Voordat de grote vervangingsopgave haar hoogtepunt bereikt, heeft de provincie Overijssel de kosten daarvan beraamd. Wat blijkt: de waarde van de te vervangen infrastructuur ligt rond de 1 miljard euro. Voor heel Nederland ligt dat bedrag rond de 350 miljard euro. Dat maakt duidelijk dat álles vervangen gewoonweg geen optie is, legt Molenkamp uit. “Je wil absoluut geen geld over de balk smijten.” Vanuit assetmanagement wordt daarom gekeken naar bereikbaarheid, kostenbeheersing, leefbaarheid, veiligheid en risico’s en tussen al die aspecten een afweging gemaakt. Zo wordt bij de minder urgente projecten gekeken naar levensduurverlengende maatregelen. Op die manier kunnen verkeersstromen gedeeltelijk worden omgeleid of bruggen versterkt worden met ‘composieten’. Een ander aspect van assetmanagement is het standaardiseren van assets, al praat de provincie liever over ‘legolisering’: bouwen met standaard onderdelen die voor meerdere doeleinden ingezet kunnen worden, vooral bij bruggen en andere beweegbare ‘kunstwerken’. Dat werkt snel en efficiënt. Een ander voorbeeld: een brug waarvan de levensduur is berekend op het gewicht van maximaal vier vrachtwagens gelijktijdig op de brug aanwezig. Nu de provincie het zo heeft ingericht dat er nog maar twee vrachtwagens tegelijk op kunnen, gaat de brug ineens veel langer mee. Zo’n creatieve maatregel verlengt de levensduur, veroorzaakt nauwelijks overlast en kost weinig, aldus Molenkamp.

Toekomstvisie

Het optimisme van Hertogh over de toekomst van de Nederlandse infrastructuur heeft een belangrijke kanttekening: er kan absoluut niet te laat begonnen worden met het plannen van vervanging en renovatie. Er moet op tijd gestart worden met goed nadenken over de ontwikkeling van het netwerk. Hertogh: “Vaak begint dat te laat, pas als iets echt vervangen móet worden. Dan is er geen tijd meer voor uitgebreid vooronderzoek en innovatieve, duurzame oplossingen, maar alleen voor het hoognodige.”

Er is dus geen tijd te verliezen; dat geldt ook voor het opleiden van geschikt personeel. Universiteiten hebben de noodklok al geluid, waarna een toename van het aantal studenten voor technische studies is ontstaan. Het probleem daarbij is dat universiteiten geen extra geld van de overheid ontvangen voor deze groeiende groep studenten. Dan is het moeilijk om de kwaliteit van het onderwijs te kunnen blijven waarborgen, aldus Hertogh. De Nederlandse overheid moet haar verantwoordelijkheid nemen als het gaat om nieuwe studenten opleiden. Ook voor de vervangingsopgave zelf moeten overheden voldoende geld reserveren, meent Hertogh. Dat is nu vaak niet het geval.
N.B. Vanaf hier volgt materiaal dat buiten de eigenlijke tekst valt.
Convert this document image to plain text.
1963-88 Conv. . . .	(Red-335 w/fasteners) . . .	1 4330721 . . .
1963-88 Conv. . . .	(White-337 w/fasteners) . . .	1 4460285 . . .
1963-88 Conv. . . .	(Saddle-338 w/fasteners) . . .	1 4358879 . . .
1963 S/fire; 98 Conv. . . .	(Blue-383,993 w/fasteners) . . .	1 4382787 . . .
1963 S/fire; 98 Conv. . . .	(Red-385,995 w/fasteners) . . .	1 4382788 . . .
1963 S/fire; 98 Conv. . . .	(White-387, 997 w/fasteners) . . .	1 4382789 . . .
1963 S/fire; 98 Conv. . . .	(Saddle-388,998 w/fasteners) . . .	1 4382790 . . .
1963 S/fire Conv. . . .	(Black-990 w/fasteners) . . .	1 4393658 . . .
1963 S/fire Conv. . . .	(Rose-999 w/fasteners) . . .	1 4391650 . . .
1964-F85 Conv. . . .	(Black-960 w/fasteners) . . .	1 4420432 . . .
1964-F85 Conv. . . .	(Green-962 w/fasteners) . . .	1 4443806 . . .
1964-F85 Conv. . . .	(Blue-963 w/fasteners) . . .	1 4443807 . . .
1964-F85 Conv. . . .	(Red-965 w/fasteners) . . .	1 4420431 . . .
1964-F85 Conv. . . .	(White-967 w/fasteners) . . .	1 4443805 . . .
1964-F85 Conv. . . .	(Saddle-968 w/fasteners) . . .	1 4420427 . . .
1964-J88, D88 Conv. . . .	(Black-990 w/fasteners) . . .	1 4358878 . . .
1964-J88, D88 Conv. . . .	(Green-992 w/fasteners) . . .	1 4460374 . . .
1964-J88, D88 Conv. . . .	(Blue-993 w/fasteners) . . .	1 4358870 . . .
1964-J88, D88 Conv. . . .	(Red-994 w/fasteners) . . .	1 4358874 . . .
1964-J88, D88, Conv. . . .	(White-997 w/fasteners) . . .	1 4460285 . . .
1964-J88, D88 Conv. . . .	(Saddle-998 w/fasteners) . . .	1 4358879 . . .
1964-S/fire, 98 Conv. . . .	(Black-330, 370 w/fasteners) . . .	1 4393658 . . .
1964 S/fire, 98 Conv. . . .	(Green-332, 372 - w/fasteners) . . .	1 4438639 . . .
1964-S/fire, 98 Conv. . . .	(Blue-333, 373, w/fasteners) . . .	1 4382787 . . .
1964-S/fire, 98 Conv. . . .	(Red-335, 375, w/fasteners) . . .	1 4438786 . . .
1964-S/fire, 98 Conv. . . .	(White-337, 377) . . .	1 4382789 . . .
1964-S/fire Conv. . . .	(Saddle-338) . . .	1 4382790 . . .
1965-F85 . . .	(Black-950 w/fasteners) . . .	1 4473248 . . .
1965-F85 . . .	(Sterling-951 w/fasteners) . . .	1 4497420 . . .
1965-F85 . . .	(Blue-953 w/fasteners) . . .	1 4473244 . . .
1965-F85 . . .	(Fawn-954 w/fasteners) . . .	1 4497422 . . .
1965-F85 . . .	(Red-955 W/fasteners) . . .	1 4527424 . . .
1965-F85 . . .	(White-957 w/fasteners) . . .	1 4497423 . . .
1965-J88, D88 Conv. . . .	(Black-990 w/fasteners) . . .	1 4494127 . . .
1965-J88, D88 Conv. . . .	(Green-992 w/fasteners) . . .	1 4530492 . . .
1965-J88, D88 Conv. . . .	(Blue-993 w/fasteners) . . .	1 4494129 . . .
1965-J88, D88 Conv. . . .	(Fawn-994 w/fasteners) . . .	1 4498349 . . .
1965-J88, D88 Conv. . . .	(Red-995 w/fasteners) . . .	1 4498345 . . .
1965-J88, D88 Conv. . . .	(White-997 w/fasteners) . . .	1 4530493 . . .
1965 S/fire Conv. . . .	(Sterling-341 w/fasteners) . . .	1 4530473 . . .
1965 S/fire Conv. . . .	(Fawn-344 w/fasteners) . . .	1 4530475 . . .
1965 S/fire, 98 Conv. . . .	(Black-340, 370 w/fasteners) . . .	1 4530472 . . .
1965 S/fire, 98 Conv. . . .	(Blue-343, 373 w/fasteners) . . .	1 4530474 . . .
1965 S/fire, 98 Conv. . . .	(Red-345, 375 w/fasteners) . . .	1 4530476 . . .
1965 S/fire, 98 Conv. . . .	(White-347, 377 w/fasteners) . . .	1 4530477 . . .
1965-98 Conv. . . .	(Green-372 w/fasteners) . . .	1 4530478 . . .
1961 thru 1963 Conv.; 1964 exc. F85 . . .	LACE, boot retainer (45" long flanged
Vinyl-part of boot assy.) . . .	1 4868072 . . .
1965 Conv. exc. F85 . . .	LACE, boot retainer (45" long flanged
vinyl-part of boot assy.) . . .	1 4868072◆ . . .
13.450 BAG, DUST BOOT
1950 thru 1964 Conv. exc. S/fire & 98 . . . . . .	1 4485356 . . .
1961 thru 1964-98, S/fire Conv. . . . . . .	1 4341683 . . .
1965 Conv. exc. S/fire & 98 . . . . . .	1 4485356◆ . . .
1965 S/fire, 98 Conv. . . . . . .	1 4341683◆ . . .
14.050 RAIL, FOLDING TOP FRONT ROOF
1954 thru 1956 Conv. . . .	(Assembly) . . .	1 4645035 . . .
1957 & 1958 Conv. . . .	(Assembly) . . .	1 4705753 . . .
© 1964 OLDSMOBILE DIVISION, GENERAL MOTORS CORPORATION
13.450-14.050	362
Boerman en Molenkamp van de provincie Overijssel benadrukken eveneens een realistische blik naar de toekomst. Het in beeld krijgen van de vervangingsopgave is al verbeterd, maar of het allemaal op tijd gaat lukken, is nog geen zekerheid. Overheden kunnen niet alles vóór zijn en het personeelstekort kan een struikelblok worden. Een ander punt blijft het ontbreken van veel historische gegevens over de bouw van bestaande infrastructuur. Molenkamp: “We kunnen helaas niet in het verleden kijken. Soms is het niet de vraag óf het misgaat, maar waar en wanneer het misgaat.”

Om dat te voorkomen, moeten alle betrokken partijen voortdurend inspecteren en bezig zijn met de afweging tussen aanvaardbare risico’s en mogelijke kapitaalvernietiging wanneer bouwwerken of wegen te vroeg of onnodig vervangen worden. Boerman: “Je moet een realistische kijk hebben, alle partijen zullen dat beamen. De aandacht mag geen moment verslappen.” Daarom probeert de provincie zoveel mogelijk naar voren te kijken, al is het niet altijd makkelijk te voorspellen hoe een gebied zich ontwikkelt. Ten slotte is voor Boerman duidelijk dat de toekomst in innovatieve en vooral duurzame oplossingen gezocht moet worden.